Main the package deal, and on-line in the present day, is Mark Leibovich’s “Hypocrisy, Spinelessness, and the Triumph of Donald Trump.” Again in 2015, when Trump first sought the Republican Occasion’s nomination, he boasted to Leibovich that he would simply bend Republicans to his will. “They could converse badly about me now, however they gained’t later,” Trump mentioned. However politicians have been weak, Trump mentioned, not like the “brutal, vicious killers” he handled within the enterprise world—they have been pathetic “puppets” who, Trump mentioned, would undergo him. “It will likely be very straightforward,” Trump mentioned.
To Leibovich and nearly anybody who’d hung out round politics, this gave the impression of empty bombast. However Trump turned out to be proper. He “rolled over” his Republican rivals, gleefully humiliating them alongside the best way. When he secured the GOP nomination in 2016, occasion elders reminiscent of Mitch McConnell assured people who Republican establishments have been robust sufficient to resist Trump. “He’s not going to vary the fundamental philosophy of the occasion,” McConnell mentioned. On reflection, this was hilarious.
Republican leaders know full effectively who Trump is; in spite of everything, most of them condemned him fulsomely. But in the present day, even after he misplaced the presidency in 2020, Trump dominates the GOP and has remade it in his picture. His household controls the occasion equipment. Regardless of realizing higher, Republican politicians––together with many who as soon as mentioned that Trump would destroy the occasion––march in lockstep obeisance to him, kissing his ring and even imitating his sartorial fashion. “If Trump had a mustache,” Leibovich writes, “his acolytes would all develop and groom one identical to his—as Baath occasion loyalists did for Saddam Hussein.”

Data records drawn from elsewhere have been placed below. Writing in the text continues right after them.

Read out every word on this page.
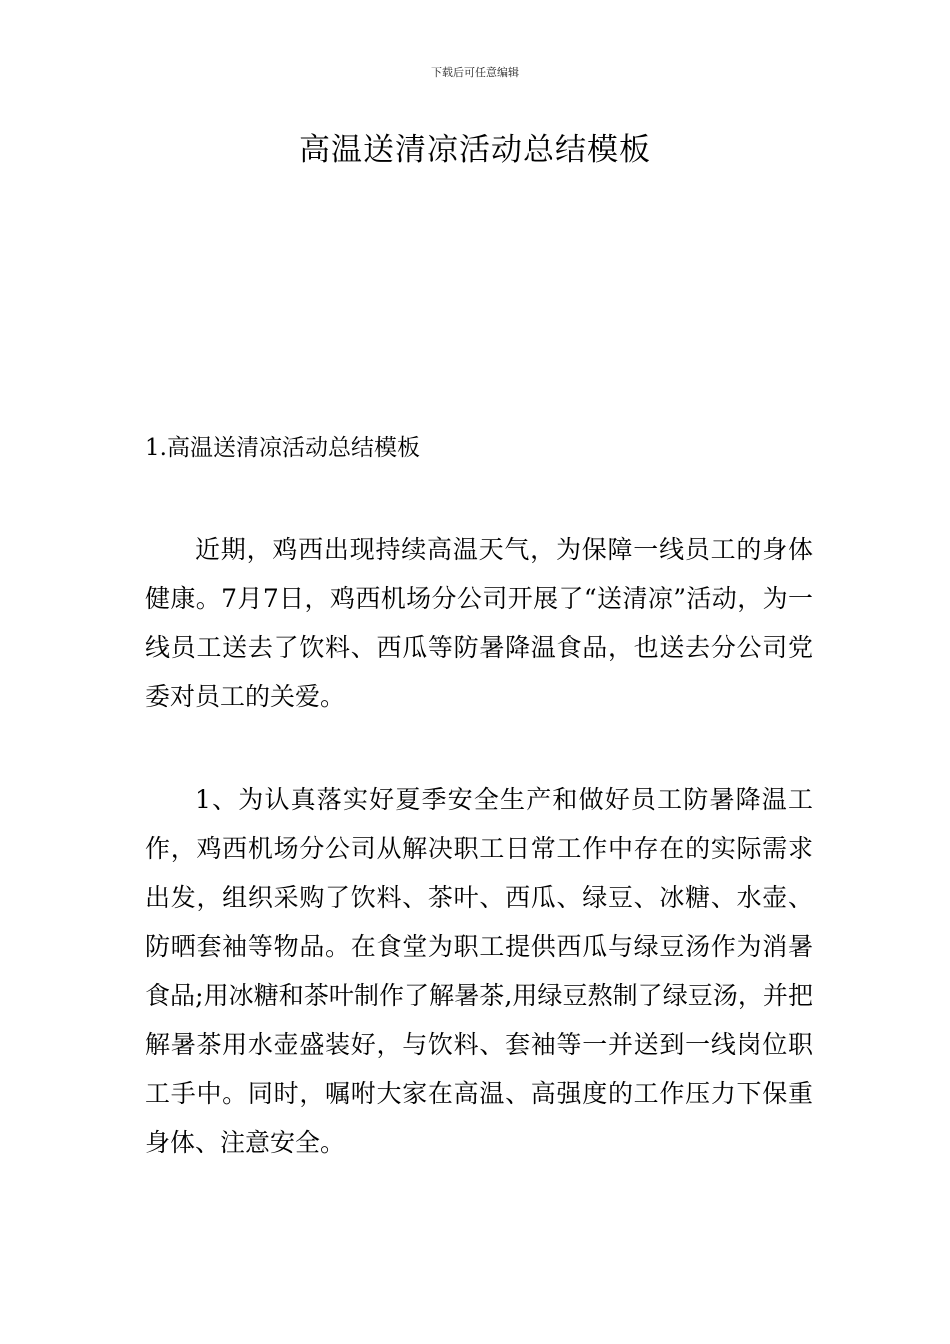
下载后可任意编辑
高温送清凉活动总结模板
1.高温送清凉活动总结模板

近期，鸡西出现持续高温天气，为保障一线员工的身体健康。7月7日，鸡西机场分公司开展了“送清凉”活动，为一线员工送去了饮料、西瓜等防暑降温食品，也送去分公司党委对员工的关爱。

1、为认真落实好夏季安全生产和做好员工防暑降温工作，鸡西机场分公司从解决职工日常工作中存在的实际需求出发，组织采购了饮料、茶叶、西瓜、绿豆、冰糖、水壶、防晒套袖等物品。在食堂为职工提供西瓜与绿豆汤作为消暑食品;用冰糖和茶叶制作了解暑茶,用绿豆熬制了绿豆汤，并把解暑茶用水壶盛装好，与饮料、套袖等一并送到一线岗位职工手中。同时，嘱咐大家在高温、高强度的工作压力下保重身体、注意安全。
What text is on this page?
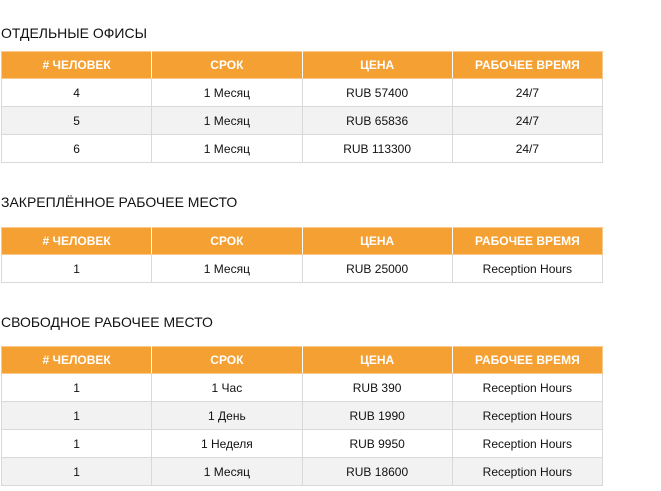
ОТДЕЛЬНЫЕ ОФИСЫ
# ЧЕЛОВЕК	СРОК	ЦЕНА	РАБОЧЕЕ ВРЕМЯ
4	1 Месяц	RUB 57400	24/7
5	1 Месяц	RUB 65836	24/7
6	1 Месяц	RUB 113300	24/7
ЗАКРЕПЛЁННОЕ РАБОЧЕЕ МЕСТО
# ЧЕЛОВЕК	СРОК	ЦЕНА	РАБОЧЕЕ ВРЕМЯ
1	1 Месяц	RUB 25000	Reception Hours
СВОБОДНОЕ РАБОЧЕЕ МЕСТО
# ЧЕЛОВЕК	СРОК	ЦЕНА	РАБОЧЕЕ ВРЕМЯ
1	1 Час	RUB 390	Reception Hours
1	1 День	RUB 1990	Reception Hours
1	1 Неделя	RUB 9950	Reception Hours
1	1 Месяц	RUB 18600	Reception Hours
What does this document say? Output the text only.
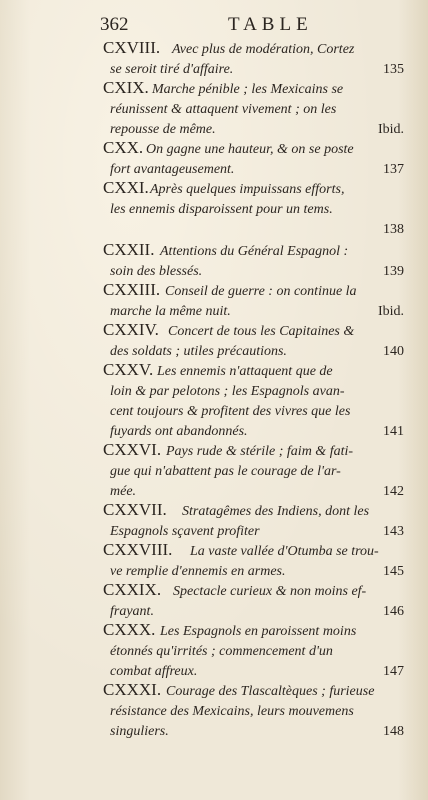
362	TABLE
CXVIII. Avec plus de modération, Cortez
se seroit tiré d'affaire.	135
CXIX. Marche pénible ; les Mexicains se
réunissent & attaquent vivement ; on les
repousse de même.	Ibid.
CXX. On gagne une hauteur, & on se poste
fort avantageusement.	137
CXXI. Après quelques impuissans efforts,
les ennemis disparoissent pour un tems.
138
CXXII. Attentions du Général Espagnol :
soin des blessés.	139
CXXIII. Conseil de guerre : on continue la
marche la même nuit.	Ibid.
CXXIV. Concert de tous les Capitaines &
des soldats ; utiles précautions.	140
CXXV. Les ennemis n'attaquent que de
loin & par pelotons ; les Espagnols avan-
cent toujours & profitent des vivres que les
fuyards ont abandonnés.	141
CXXVI. Pays rude & stérile ; faim & fati-
gue qui n'abattent pas le courage de l'ar-
mée.	142
CXXVII. Stratagêmes des Indiens, dont les
Espagnols sçavent profiter	143
CXXVIII. La vaste vallée d'Otumba se trou-
ve remplie d'ennemis en armes.	145
CXXIX. Spectacle curieux & non moins ef-
frayant.	146
CXXX. Les Espagnols en paroissent moins
étonnés qu'irrités ; commencement d'un
combat affreux.	147
CXXXI. Courage des Tlascaltèques ; furieuse
résistance des Mexicains, leurs mouvemens
singuliers.	148
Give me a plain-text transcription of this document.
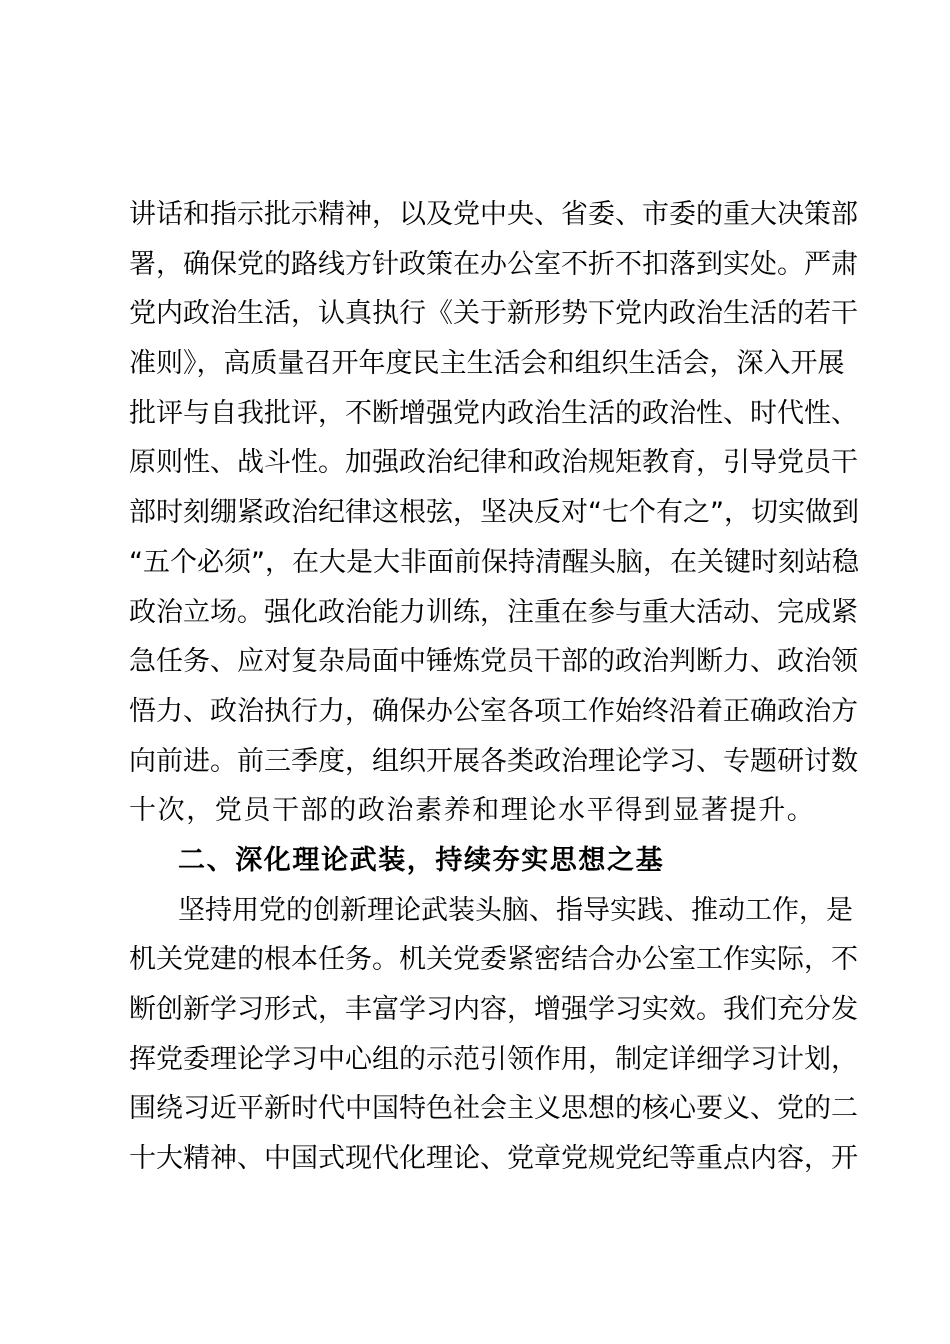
讲话和指示批示精神，以及党中央、省委、市委的重大决策部
署，确保党的路线方针政策在办公室不折不扣落到实处。严肃
党内政治生活，认真执行《关于新形势下党内政治生活的若干
准则》，高质量召开年度民主生活会和组织生活会，深入开展
批评与自我批评，不断增强党内政治生活的政治性、时代性、
原则性、战斗性。加强政治纪律和政治规矩教育，引导党员干
部时刻绷紧政治纪律这根弦，坚决反对“七个有之”，切实做到
“五个必须”，在大是大非面前保持清醒头脑，在关键时刻站稳
政治立场。强化政治能力训练，注重在参与重大活动、完成紧
急任务、应对复杂局面中锤炼党员干部的政治判断力、政治领
悟力、政治执行力，确保办公室各项工作始终沿着正确政治方
向前进。前三季度，组织开展各类政治理论学习、专题研讨数
十次，党员干部的政治素养和理论水平得到显著提升。
二、深化理论武装，持续夯实思想之基
坚持用党的创新理论武装头脑、指导实践、推动工作，是
机关党建的根本任务。机关党委紧密结合办公室工作实际，不
断创新学习形式，丰富学习内容，增强学习实效。我们充分发
挥党委理论学习中心组的示范引领作用，制定详细学习计划，
围绕习近平新时代中国特色社会主义思想的核心要义、党的二
十大精神、中国式现代化理论、党章党规党纪等重点内容，开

The occasion’s prostration earlier than Trump is complete; the hole between what the GOP traditionally espoused and what it now permits itself to abide is large. A once-serious occasion has been subdued, disoriented, and denuded of no matter its convictions as soon as have been. And all of this, Leibovich wonders, to what finish
Already revealed: Elaina Plott Calabro’s profile of Kash Patel, “The Man Who Will Do Something for Trump,” seems to be into Patel’s distinctive devotion to Trump throughout his presidency, and the way Patel is the kind of individual Trump is more likely to flip to in a second time period.
The difficulty continues The Atlantic’s essential reporting on the 2024 election, which incorporates the “If Trump Wins” cowl package deal for the January/February 2024 problem. “If Trump Wins” featured essays by two dozen Atlantic writers on the results of a potential second Trump presidency, and was not too long ago translated into Spanish.